Libby, Montana - Offering a bit of good news to a town that’s been overwrought with asbestos woes, the U.S. Environmental Protection Agency (EPA) has reported that the testing of wood chips at the site of the former W.R. Grace and Company vermiculite mine in Libby, Montana reveals that they do contain some asbestos, but the levels are extremely low and pose no danger to anyone who has been in contact with the chips, which were long sold for landscaping uses.

According to an Associated Press article, the testing was prompted by concerned residents, business owners, and officials of the Montana town where more than 400 people have already died of asbestos-related diseases like pleural mesothelioma and another 1,700 or so have been sickened. The chips were literally spread all over town, used at private residences, business properties, and in school yards and playgrounds. More chips were shipped around the country before it was determined that they might be toxic.

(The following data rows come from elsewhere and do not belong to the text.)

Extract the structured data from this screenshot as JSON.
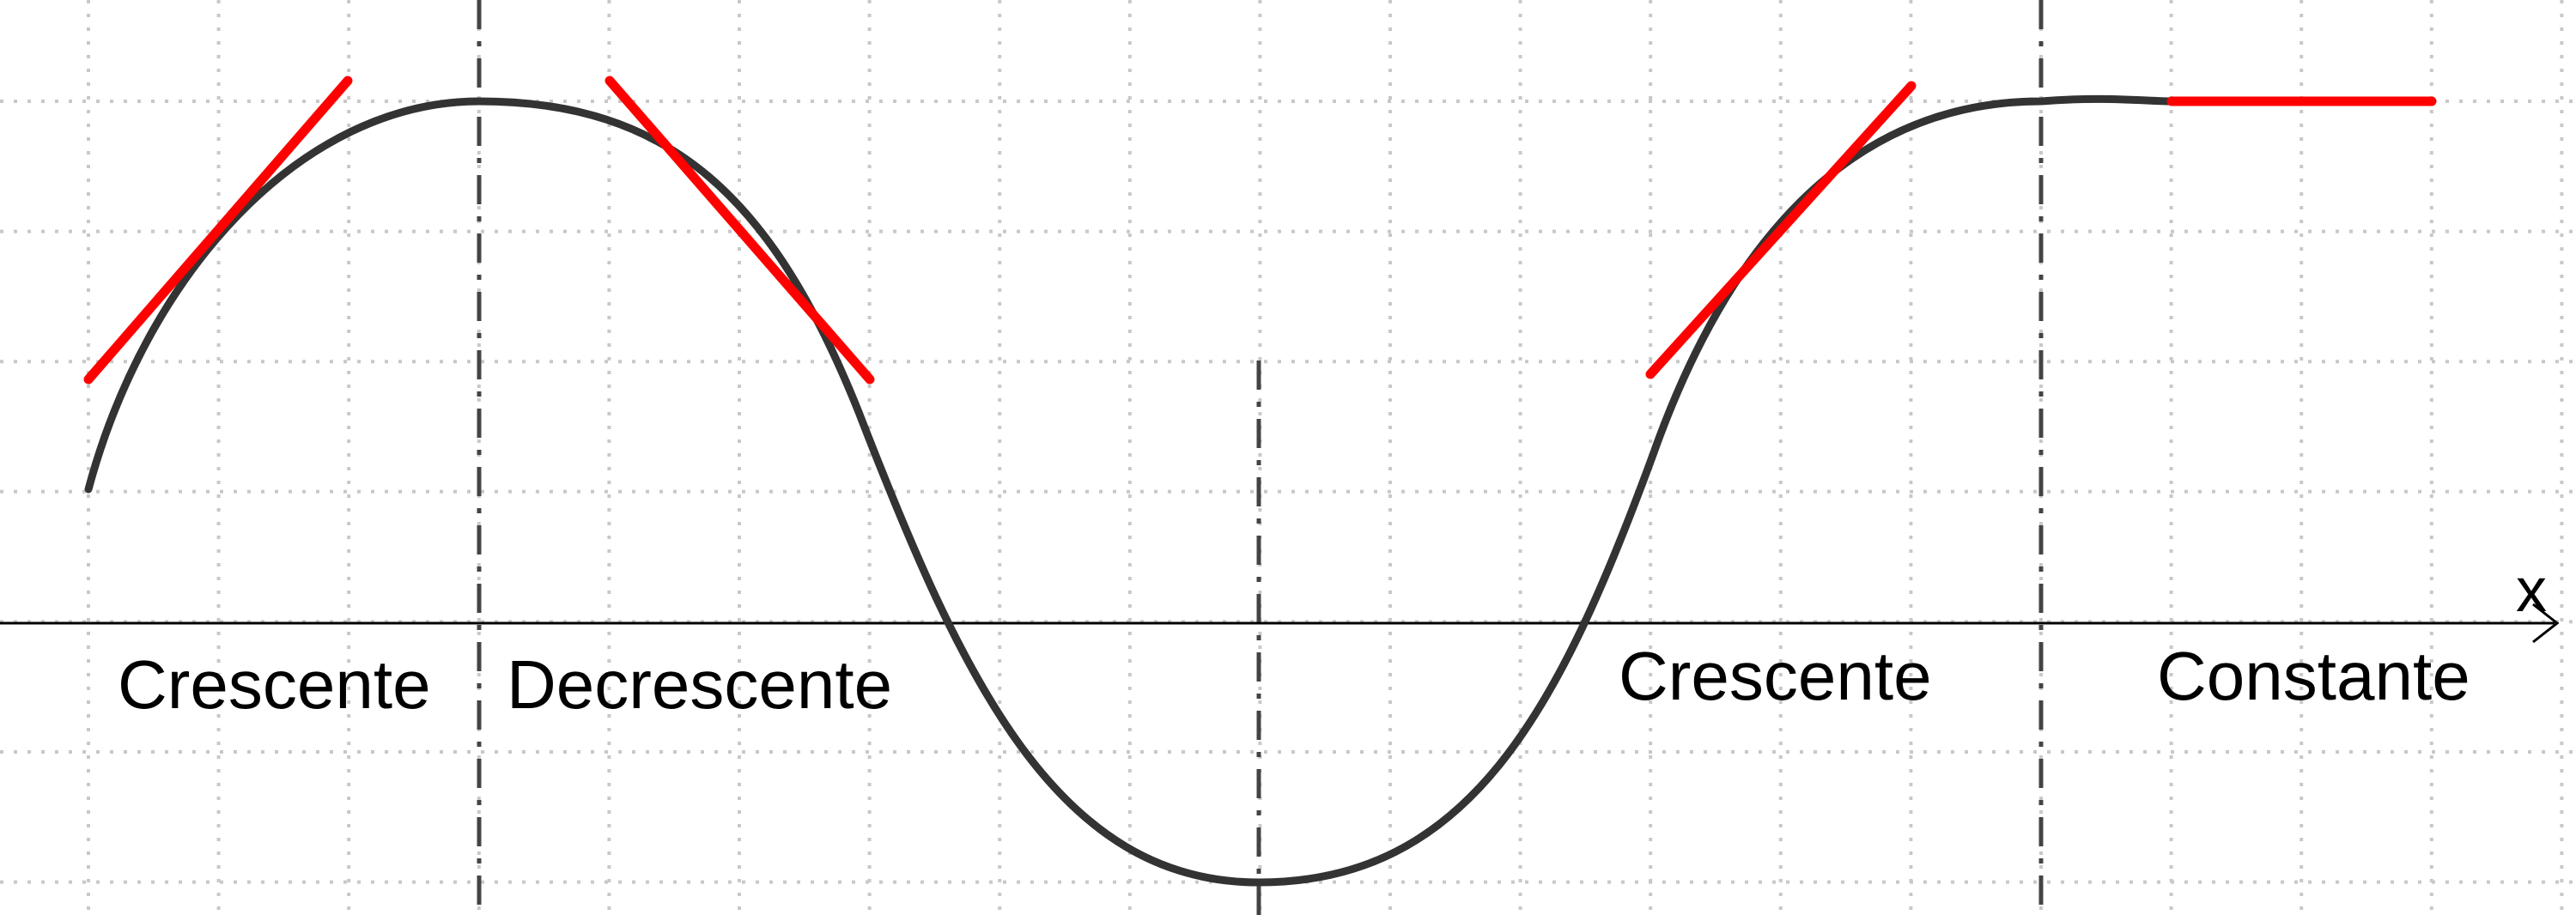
{
  "diagram": {
    "axis_label": "x",
    "regions": [
      {
        "id": "crescente-1",
        "label": "Crescente"
      },
      {
        "id": "decrescente",
        "label": "Decrescente"
      },
      {
        "id": "crescente-2",
        "label": "Crescente"
      },
      {
        "id": "constante",
        "label": "Constante"
      }
    ],
    "colors": {
      "curve": "#333333",
      "tangent": "#ff0000",
      "grid": "#c8c8c8",
      "divider": "#444444",
      "axis": "#000000",
      "background": "#ffffff"
    }
  }
}
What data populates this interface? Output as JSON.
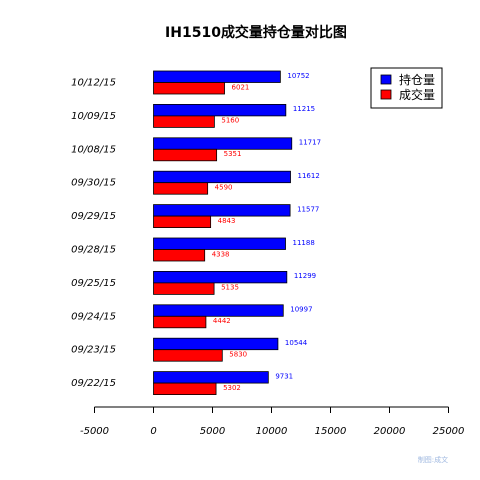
{
  "chart_data": {
    "type": "bar",
    "orientation": "horizontal",
    "title": "IH1510成交量持仓量对比图",
    "categories": [
      "10/12/15",
      "10/09/15",
      "10/08/15",
      "09/30/15",
      "09/29/15",
      "09/28/15",
      "09/25/15",
      "09/24/15",
      "09/23/15",
      "09/22/15"
    ],
    "series": [
      {
        "name": "持仓量",
        "color": "#0000ff",
        "values": [
          10752,
          11215,
          11717,
          11612,
          11577,
          11188,
          11299,
          10997,
          10544,
          9731
        ]
      },
      {
        "name": "成交量",
        "color": "#ff0000",
        "values": [
          6021,
          5160,
          5351,
          4590,
          4843,
          4338,
          5135,
          4442,
          5830,
          5302
        ]
      }
    ],
    "xlim": [
      -5000,
      25000
    ],
    "xticks": [
      "-5000",
      "0",
      "5000",
      "10000",
      "15000",
      "20000",
      "25000"
    ],
    "legend": "top-right",
    "grid": false
  },
  "watermark": "制图:成文"
}
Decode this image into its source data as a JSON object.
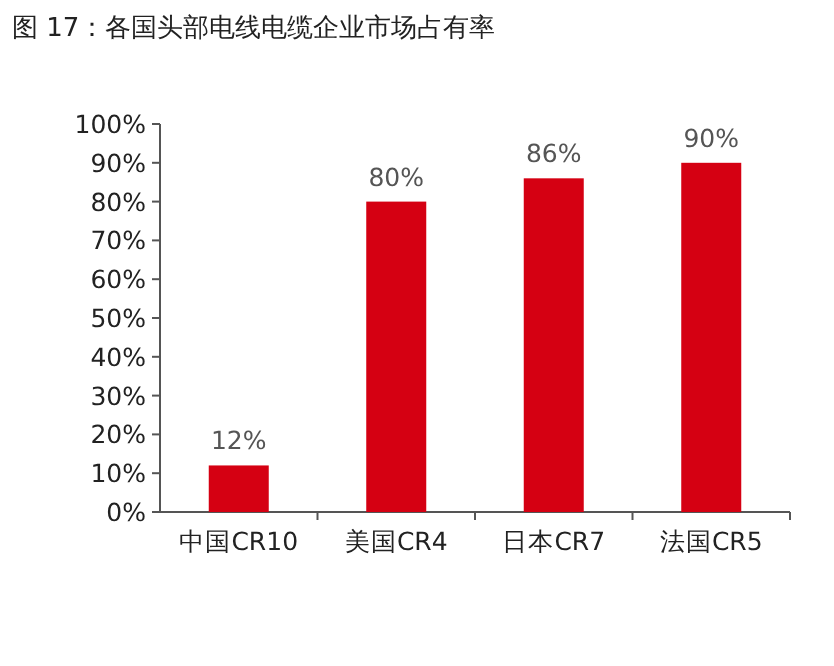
{
  "chart_data": {
    "type": "bar",
    "title": "图 17：各国头部电线电缆企业市场占有率",
    "categories": [
      "中国CR10",
      "美国CR4",
      "日本CR7",
      "法国CR5"
    ],
    "values": [
      12,
      80,
      86,
      90
    ],
    "color": "#d50012",
    "ylim": [
      0,
      100
    ],
    "yticks": [
      {
        "value": 0,
        "label": "0%"
      },
      {
        "value": 10,
        "label": "10%"
      },
      {
        "value": 20,
        "label": "20%"
      },
      {
        "value": 30,
        "label": "30%"
      },
      {
        "value": 40,
        "label": "40%"
      },
      {
        "value": 50,
        "label": "50%"
      },
      {
        "value": 60,
        "label": "60%"
      },
      {
        "value": 70,
        "label": "70%"
      },
      {
        "value": 80,
        "label": "80%"
      },
      {
        "value": 90,
        "label": "90%"
      },
      {
        "value": 100,
        "label": "100%"
      }
    ],
    "value_labels": [
      "12%",
      "80%",
      "86%",
      "90%"
    ]
  }
}
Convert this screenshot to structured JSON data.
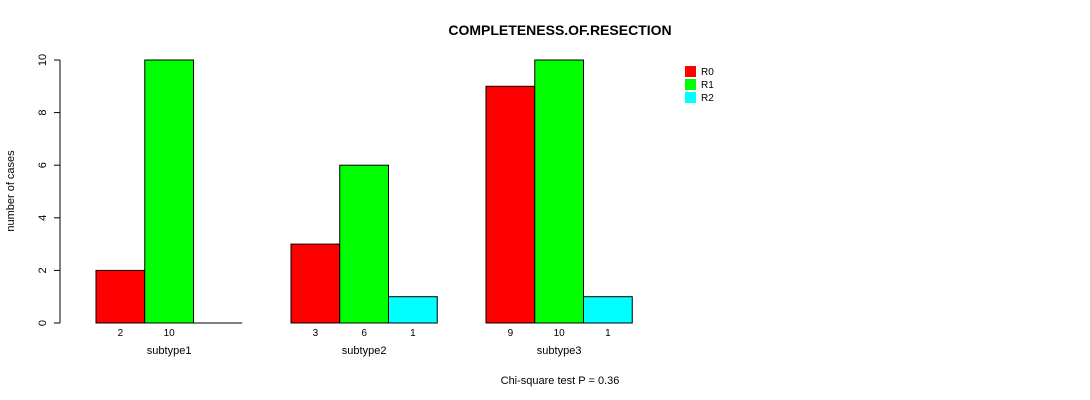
{
  "chart_data": {
    "type": "bar",
    "title": "COMPLETENESS.OF.RESECTION",
    "ylabel": "number of cases",
    "xlabel": "",
    "subtitle": "Chi-square test P = 0.36",
    "ylim": [
      0,
      10
    ],
    "yticks": [
      "0",
      "2",
      "4",
      "6",
      "8",
      "10"
    ],
    "categories": [
      "subtype1",
      "subtype2",
      "subtype3"
    ],
    "series": [
      {
        "name": "R0",
        "color": "#ff0000",
        "values": [
          2,
          3,
          9
        ],
        "labels": [
          "2",
          "3",
          "9"
        ]
      },
      {
        "name": "R1",
        "color": "#00ff00",
        "values": [
          10,
          6,
          10
        ],
        "labels": [
          "10",
          "6",
          "10"
        ]
      },
      {
        "name": "R2",
        "color": "#00ffff",
        "values": [
          0,
          1,
          1
        ],
        "labels": [
          "",
          "1",
          "1"
        ]
      }
    ],
    "legend_position": "top-right",
    "grid": false
  }
}
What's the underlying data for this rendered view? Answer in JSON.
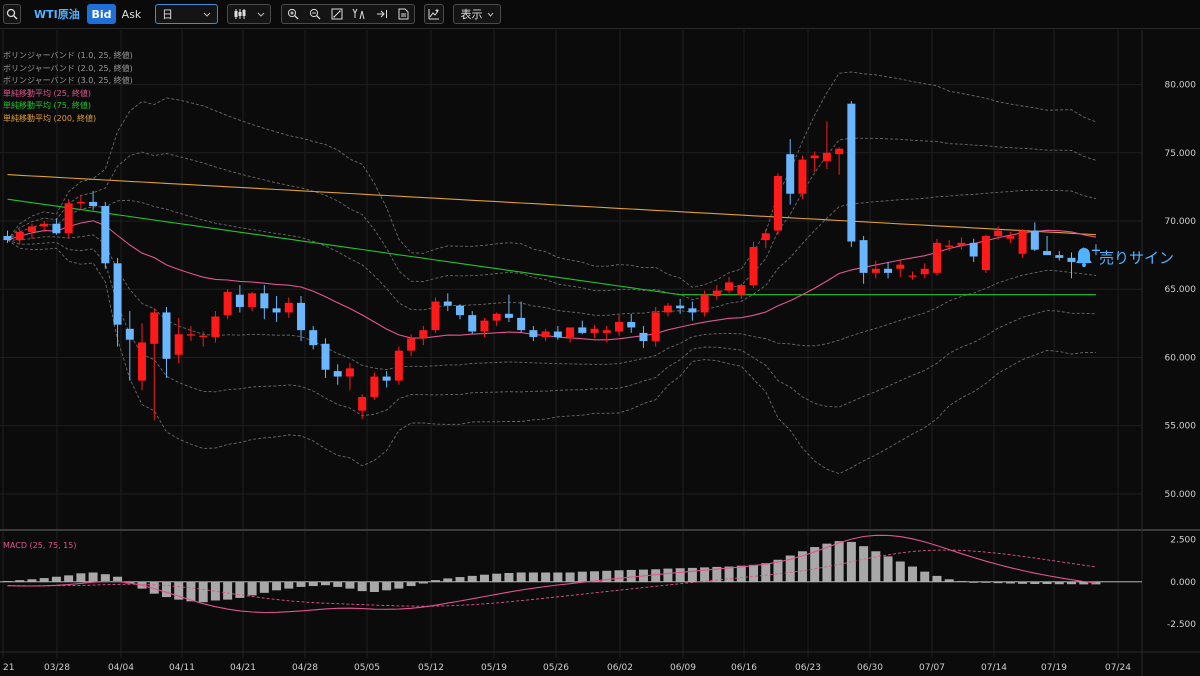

“The Environmental Protection Agency found no asbestos in recent air tests designed to mimic human exposure from spreading the wood chips,” the article reported. “The agency previously had said a ‘very low level’ of asbestos had been found in tests of the wood chips themselves.”

The report prompted the EPA to note that they would do no further testing of the wood chips, though there is no word as to whether sale of the chips would resume. Some locals, including an unnamed city official, said they are still wary of the chips and doubts they would use them. Landscaping business owner Allen Olsen told the AP that he wouldn’t use them either, citing his mistrust of the EPA, which has been overseeing the clean-up of Libby for more than a decade. So far, they’ve spent $370 million on what has become known as the worst Superfund site in the history of the U.S.

The wood chips in question have been suspect for years, though it took until now for the EPA to test the material. In fact, the Associated Press reported last July that more than 15,000 tons of the chips had been shipped nationwide, despite the fact that there was evidence of asbestos contamination.